Vivimos el mayor secuestro de nuestra historia.
Cada vez somos más
los cautivos y cada vez es más pequeño el zulo donde nos hacinamos.
Amontonados, sin luz y sin comida respiramos a duras
penas. La mordaza nos quita la voz y el aire, los grilletes no nos dejan
movernos.
Lo dramático es que somos nosotros los que elegimos a los
secuestradores, les damos un salario y les renovamos el contrato cada cuatro
años.
SI reparten unos mendrugos decimos que son piadosos, si
nos devuelven algunas monedas, decimos que son socialistas, si nos dan trabajos
precarios afirmamos que son de izquierdas y si consiguen alguna casa entonces
les decimos que son revolucionarios “radicales”.

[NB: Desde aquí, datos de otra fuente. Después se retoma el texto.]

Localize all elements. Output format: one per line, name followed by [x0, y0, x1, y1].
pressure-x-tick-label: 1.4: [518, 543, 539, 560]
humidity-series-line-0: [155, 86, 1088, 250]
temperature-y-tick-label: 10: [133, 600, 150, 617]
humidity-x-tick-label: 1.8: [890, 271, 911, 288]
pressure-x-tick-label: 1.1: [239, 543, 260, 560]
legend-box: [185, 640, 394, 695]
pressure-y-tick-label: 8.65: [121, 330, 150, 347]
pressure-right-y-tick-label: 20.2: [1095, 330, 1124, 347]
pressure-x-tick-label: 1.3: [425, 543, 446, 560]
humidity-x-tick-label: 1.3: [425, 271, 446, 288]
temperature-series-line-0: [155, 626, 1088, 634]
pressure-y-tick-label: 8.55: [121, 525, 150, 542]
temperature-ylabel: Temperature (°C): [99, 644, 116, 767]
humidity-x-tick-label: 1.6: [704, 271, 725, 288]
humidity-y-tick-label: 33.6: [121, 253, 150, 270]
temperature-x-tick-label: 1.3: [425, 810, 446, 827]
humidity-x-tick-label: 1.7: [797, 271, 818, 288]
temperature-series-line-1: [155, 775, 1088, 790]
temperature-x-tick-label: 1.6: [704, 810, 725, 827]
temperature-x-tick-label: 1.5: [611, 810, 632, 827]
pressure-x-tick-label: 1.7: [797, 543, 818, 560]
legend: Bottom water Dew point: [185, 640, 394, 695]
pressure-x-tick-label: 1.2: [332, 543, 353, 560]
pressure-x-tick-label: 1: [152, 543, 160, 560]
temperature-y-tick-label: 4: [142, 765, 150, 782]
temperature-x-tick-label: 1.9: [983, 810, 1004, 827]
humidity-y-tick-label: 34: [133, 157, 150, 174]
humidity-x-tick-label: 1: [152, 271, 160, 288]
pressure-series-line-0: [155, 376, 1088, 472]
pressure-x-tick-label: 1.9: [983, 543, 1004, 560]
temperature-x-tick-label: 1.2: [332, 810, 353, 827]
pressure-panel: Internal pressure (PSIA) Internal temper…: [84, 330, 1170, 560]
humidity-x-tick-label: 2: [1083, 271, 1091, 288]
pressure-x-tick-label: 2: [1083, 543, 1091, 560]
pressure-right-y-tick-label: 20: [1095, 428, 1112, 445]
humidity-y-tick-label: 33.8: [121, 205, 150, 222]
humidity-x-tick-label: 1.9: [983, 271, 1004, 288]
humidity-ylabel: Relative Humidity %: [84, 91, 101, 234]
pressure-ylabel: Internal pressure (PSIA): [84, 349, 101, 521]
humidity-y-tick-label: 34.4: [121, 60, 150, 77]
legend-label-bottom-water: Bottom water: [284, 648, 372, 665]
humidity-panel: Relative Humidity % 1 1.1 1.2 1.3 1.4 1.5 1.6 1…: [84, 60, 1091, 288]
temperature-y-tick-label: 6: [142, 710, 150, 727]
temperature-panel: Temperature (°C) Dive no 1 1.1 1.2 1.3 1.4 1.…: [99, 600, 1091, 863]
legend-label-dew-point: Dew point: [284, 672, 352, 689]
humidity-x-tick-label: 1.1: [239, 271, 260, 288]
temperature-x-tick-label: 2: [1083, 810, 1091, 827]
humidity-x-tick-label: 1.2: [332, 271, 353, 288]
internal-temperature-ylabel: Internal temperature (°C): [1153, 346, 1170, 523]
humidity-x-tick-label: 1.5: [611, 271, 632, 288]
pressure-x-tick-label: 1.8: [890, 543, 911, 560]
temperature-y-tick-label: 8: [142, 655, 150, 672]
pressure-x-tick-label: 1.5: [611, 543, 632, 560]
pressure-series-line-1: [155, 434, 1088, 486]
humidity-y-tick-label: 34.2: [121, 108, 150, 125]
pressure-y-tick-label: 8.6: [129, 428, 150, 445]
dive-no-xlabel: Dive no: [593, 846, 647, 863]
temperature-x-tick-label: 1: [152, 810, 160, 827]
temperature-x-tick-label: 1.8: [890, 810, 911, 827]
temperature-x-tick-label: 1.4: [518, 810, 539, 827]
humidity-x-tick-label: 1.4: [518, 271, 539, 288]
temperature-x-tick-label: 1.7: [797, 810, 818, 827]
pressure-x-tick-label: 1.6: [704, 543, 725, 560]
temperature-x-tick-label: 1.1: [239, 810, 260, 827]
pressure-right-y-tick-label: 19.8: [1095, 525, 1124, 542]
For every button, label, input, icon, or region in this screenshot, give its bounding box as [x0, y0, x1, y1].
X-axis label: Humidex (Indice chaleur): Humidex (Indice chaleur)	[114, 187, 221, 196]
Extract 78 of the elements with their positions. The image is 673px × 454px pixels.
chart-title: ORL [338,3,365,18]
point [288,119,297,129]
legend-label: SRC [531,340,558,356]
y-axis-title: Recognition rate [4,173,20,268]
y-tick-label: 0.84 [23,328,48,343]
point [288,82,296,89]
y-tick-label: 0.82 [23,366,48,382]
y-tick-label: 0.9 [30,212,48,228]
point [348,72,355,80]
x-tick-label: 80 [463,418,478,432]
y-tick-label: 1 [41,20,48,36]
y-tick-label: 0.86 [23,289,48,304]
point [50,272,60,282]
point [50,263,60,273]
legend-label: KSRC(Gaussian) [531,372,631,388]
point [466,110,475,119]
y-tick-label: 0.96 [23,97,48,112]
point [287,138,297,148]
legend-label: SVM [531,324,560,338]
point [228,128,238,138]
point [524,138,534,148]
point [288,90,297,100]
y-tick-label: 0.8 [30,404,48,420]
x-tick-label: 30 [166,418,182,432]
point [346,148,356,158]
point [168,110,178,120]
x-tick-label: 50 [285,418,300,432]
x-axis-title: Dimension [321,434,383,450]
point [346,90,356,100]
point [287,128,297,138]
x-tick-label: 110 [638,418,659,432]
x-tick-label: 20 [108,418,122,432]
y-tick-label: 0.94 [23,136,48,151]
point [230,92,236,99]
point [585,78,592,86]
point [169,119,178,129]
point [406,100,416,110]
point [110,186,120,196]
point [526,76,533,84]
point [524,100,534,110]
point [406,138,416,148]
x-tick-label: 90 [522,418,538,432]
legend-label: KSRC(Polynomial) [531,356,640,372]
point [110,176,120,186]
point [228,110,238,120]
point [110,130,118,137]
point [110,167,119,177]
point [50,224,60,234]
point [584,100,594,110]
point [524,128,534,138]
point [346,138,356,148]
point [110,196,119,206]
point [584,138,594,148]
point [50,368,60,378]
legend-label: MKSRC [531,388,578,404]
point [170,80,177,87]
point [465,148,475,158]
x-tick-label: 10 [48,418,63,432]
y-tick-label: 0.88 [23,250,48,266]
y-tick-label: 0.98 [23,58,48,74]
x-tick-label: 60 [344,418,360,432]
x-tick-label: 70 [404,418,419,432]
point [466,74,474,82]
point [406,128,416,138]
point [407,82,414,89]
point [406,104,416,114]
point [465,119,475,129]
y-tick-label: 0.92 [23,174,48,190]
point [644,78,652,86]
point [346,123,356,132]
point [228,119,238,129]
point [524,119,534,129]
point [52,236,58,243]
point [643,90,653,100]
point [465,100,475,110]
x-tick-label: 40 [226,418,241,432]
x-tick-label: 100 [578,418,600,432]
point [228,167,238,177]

A veces cambiamos a los carceleros, elegimos otros quizá
con aire más fresco, quizá con cara de poli bueno y nos quedamos esperando que
oreen nuestro cautiverio.
Pero estamos secuestrados y no podemos movernos.
Tenemos secuestrada la justicia, la palabra, las letras,
la salud.
Tenemos secuestrada la memoria, el futuro, la libertad y
la esperanza.
Tenemos secuestrada la conciencia porque ni siquiera nos
damos cuenta de la poca humanidad que nos va quedando, de la poca dignidad que
nos va quedando, de la poca ira que nos va quedando.
Y así las cosas, amontonados en este zulo enorme,
seguimos creyendo el espejismo que nuestros
secuestradores nos van narrando.
Es el síndrome de Estocolmo de todo un Estado, estamos
convencidos de que los mismos que nos aprisionaron vendrán a rescatarnos.